1. Australia opens its first “hangover clinic”, leaving health experts outraged.
Australia’s first hangover clinic has recently opened its doors in the suburbs of Sydney, but has left several health experts outraged.
The center, which is named hangover.clinic, offers consumers “revolutionary IV hangover treatments” that have been sourced from all over the world, including London, New York, Las Vegas and San Francisco.
On the website it writes,
“Sometimes, we just overdo it. Might be a BBQ at a mate’s place, or drinks with the girls, but since time began we’ve all been known to overindulge on the drinks, or our hectic schedules just run us down.
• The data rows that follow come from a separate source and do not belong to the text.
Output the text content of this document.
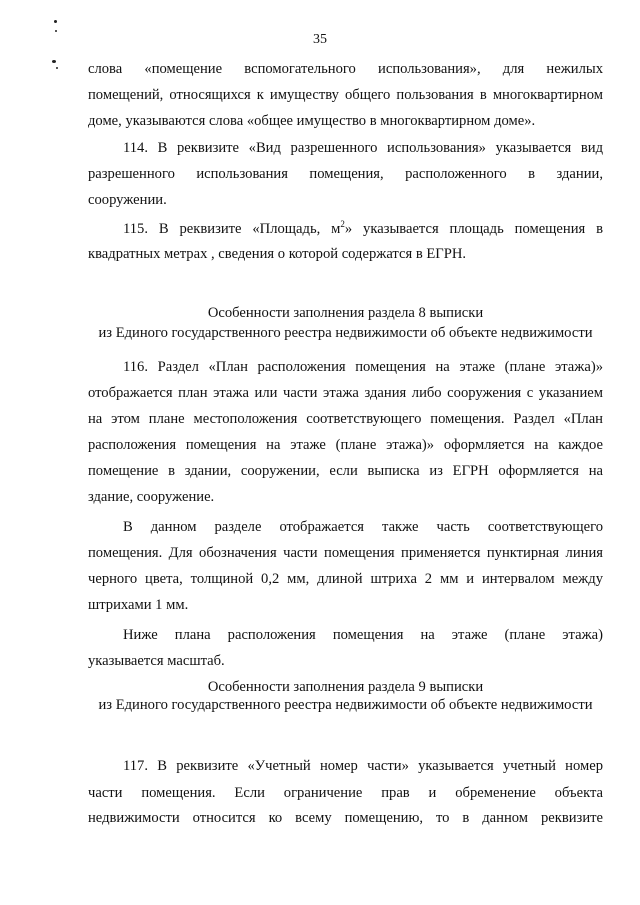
35
слова «помещение вспомогательного использования», для нежилых
помещений, относящихся к имуществу общего пользования в многоквартирном
доме, указываются слова «общее имущество в многоквартирном доме».
114. В реквизите «Вид разрешенного использования» указывается вид
разрешенного использования помещения, расположенного в здании,
сооружении.
115. В реквизите «Площадь, $м^2$» указывается площадь помещения в
квадратных метрах , сведения о которой содержатся в ЕГРН.
Особенности заполнения раздела 8 выписки
из Единого государственного реестра недвижимости об объекте недвижимости
116. Раздел «План расположения помещения на этаже (плане этажа)»
отображается план этажа или части этажа здания либо сооружения с указанием
на этом плане местоположения соответствующего помещения. Раздел «План
расположения помещения на этаже (плане этажа)» оформляется на каждое
помещение в здании, сооружении, если выписка из ЕГРН оформляется на
здание, сооружение.
В данном разделе отображается также часть соответствующего
помещения. Для обозначения части помещения применяется пунктирная линия
черного цвета, толщиной 0,2 мм, длиной штриха 2 мм и интервалом между
штрихами 1 мм.
Ниже плана расположения помещения на этаже (плане этажа)
указывается масштаб.
Особенности заполнения раздела 9 выписки
из Единого государственного реестра недвижимости об объекте недвижимости
117. В реквизите «Учетный номер части» указывается учетный номер
части помещения. Если ограничение прав и обременение объекта
недвижимости относится ко всему помещению, то в данном реквизите
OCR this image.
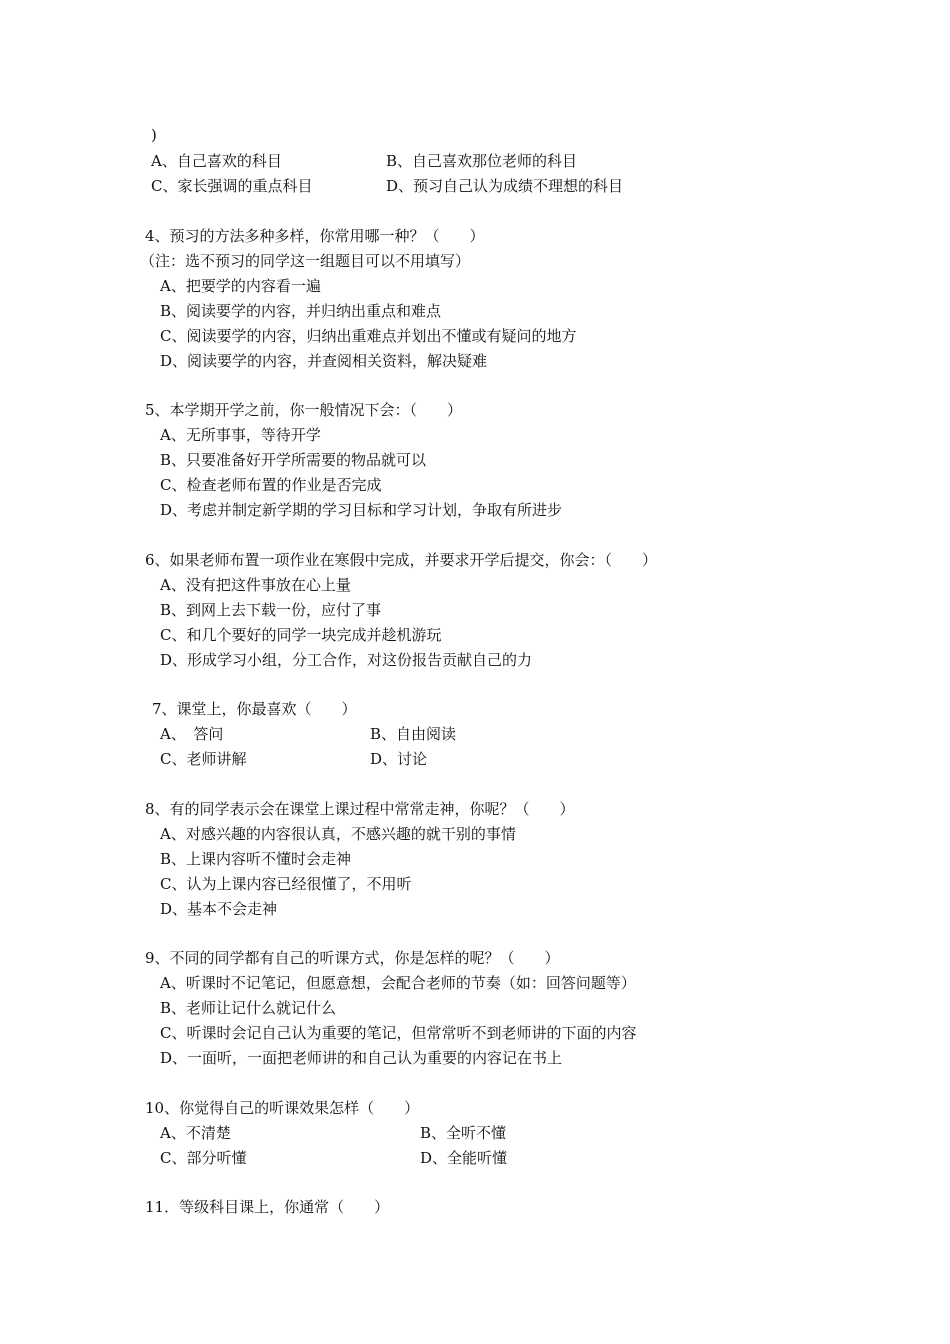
)
A、自己喜欢的科目	B、自己喜欢那位老师的科目
C、家长强调的重点科目	D、预习自己认为成绩不理想的科目
4、预习的方法多种多样，你常用哪一种？（　　）
（注：选不预习的同学这一组题目可以不用填写）
A、把要学的内容看一遍
B、阅读要学的内容，并归纳出重点和难点
C、阅读要学的内容，归纳出重难点并划出不懂或有疑问的地方
D、阅读要学的内容，并查阅相关资料，解决疑难
5、本学期开学之前，你一般情况下会：（　　）
A、无所事事，等待开学
B、只要准备好开学所需要的物品就可以
C、检查老师布置的作业是否完成
D、考虑并制定新学期的学习目标和学习计划，争取有所进步
6、如果老师布置一项作业在寒假中完成，并要求开学后提交，你会：（　　）
A、没有把这件事放在心上量
B、到网上去下载一份，应付了事
C、和几个要好的同学一块完成并趁机游玩
D、形成学习小组，分工合作，对这份报告贡献自己的力
7、课堂上，你最喜欢（　　）
A、　答问	B、自由阅读
C、老师讲解	D、讨论
8、有的同学表示会在课堂上课过程中常常走神，你呢？（　　）
A、对感兴趣的内容很认真，不感兴趣的就干别的事情
B、上课内容听不懂时会走神
C、认为上课内容已经很懂了，不用听
D、基本不会走神
9、不同的同学都有自己的听课方式，你是怎样的呢？（　　）
A、听课时不记笔记，但愿意想，会配合老师的节奏（如：回答问题等）
B、老师让记什么就记什么
C、听课时会记自己认为重要的笔记，但常常听不到老师讲的下面的内容
D、一面听，一面把老师讲的和自己认为重要的内容记在书上
10、你觉得自己的听课效果怎样（　　）
A、不清楚	B、全听不懂
C、部分听懂	D、全能听懂
11．等级科目课上，你通常（　　）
“In as little as 30 minutes, we’ll have you off the couch feeling fresh and ready to tackle the day ahead…”
The clinic sprouts three hangover remedies, including “The Resurrection” and then three health and fitness boosters that are priced between $140 – $200.
Despite the seemingly innocent advertising, health experts have warned that the clinic’s opening further perpetuates a harmful drinking culture in Australia.
The Australian Drug Federation, as told to 9NEWS, labelled the practice “unethical” and “totally unnecessary”.
The chief executive of the Public Health Association of Australia, Michael Moore, echoes the sentiments of the ADF.
“This encourages people to use alcohol in an entirely inappropriate way,” Moore told the Sydney Morning Herald, “and it’s something the government should look at very, very carefully.
“After all the hard work that has been done to reduce the harm associated with alcohol…this is ridiculous.”
The co-founder of the hangover.clinic, Max Petro, has defended its operations, claiming that it does not encourage binge drinking.
“We don’t serve alcohol. We are not a pub. We encourage binge drinking as much as hospitals encourage people to get sick.”
2. Historic agreement finally reached on climate change in Paris.
The French foreign minister, Laurent Fabius, has finally called to an end the official discussions on a climate change agreement after a fortnight of negotiations.
After banging his gavel the minister declared, “I see the room, I see the reaction is positive, I hear no objection. The Paris climate accord is adopted.”